The basic issue here is the critical distinction between statistical significance and clinical relevance or value. Simply because a given outcome has achieved the statistical gold standard does not guarantee it has clinical value. To appreciate the lack of direct linkage, one need search no further than the remarkable conclusion from a phase III randomized trial that compared erlotinib (Tarceva) plus gemcitabine versus erlotinib alone in the management of metastatic pancreatic cancer.4 In this study, there was a statistically significant (P = .038) improvement in OS associated with adding erlotinib, but this translated to a median survival difference of only 10 days (6.24 vs 5.91 months) between the study populations.

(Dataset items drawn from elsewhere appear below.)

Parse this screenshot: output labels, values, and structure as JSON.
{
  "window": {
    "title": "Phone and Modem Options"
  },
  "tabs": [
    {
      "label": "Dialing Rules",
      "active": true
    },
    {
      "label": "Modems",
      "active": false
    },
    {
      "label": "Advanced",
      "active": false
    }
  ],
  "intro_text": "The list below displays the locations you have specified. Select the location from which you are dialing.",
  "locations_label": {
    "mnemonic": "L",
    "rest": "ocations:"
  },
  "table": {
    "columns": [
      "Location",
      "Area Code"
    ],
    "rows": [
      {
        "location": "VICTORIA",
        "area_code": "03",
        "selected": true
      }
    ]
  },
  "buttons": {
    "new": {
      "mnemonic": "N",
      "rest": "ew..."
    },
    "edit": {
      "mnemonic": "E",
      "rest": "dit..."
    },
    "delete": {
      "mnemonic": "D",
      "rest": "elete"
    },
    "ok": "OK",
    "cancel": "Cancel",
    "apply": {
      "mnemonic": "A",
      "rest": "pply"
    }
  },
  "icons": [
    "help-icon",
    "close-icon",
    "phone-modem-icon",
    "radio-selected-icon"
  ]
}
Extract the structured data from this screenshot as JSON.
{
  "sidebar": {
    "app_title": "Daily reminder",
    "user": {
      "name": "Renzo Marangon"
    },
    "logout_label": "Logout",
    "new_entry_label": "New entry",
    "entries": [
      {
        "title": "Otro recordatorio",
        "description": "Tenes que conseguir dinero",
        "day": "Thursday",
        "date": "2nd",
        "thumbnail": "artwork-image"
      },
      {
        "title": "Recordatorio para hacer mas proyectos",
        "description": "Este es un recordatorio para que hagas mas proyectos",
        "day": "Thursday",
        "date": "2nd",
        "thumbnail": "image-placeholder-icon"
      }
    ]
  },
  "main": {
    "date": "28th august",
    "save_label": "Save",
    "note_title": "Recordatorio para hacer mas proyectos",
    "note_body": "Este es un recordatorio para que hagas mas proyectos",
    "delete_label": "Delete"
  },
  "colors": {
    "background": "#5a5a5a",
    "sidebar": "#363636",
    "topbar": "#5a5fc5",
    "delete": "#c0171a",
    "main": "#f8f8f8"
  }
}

Conversely, we also have multiple relevant examples of situations where data suggest the potential for impressive clinical utility, but because of limited patient numbers or a subset analysis, the gold standard of P <.05 fails to be achieved. For example, in a trial examining doxorubicin versus intensified doxorubicin plus ifosfamide in first-line management of advanced/metastatic soft-tissue sarcoma, the combination arm achieved a statistically significant improvement in progression-free survival (P = .003) and an almost doubling of the objective response rate (26% vs 14%; P <.0006).5 Yet, apparently because OS was not statistically significantly improved (P = .076), the investigators concluded that “our results do not support the use of intensified doxorubicin and ifosfamide for palliation of advanced soft-tissue sarcoma unless the specific goal is tumor shrinkage.” One must assume here that if the magical P <.05 had been attained, the author’s conclusion would have been very different.
As a final example, in a phase III randomized trial comparing palbociclib (Ibrance) plus fulvestrant (Faslodex) with fulvestrant plus placebo as second-line endocrine therapy for hormone receptor—positive, HER2-negative breast cancer, the combination regimen improved OS by a median of 6.9 months (34.9 vs 28.0 months),6 but presumably because the P value was .09, the investigators concluded “The differences in OS in the entire trial group were not significant.” Really?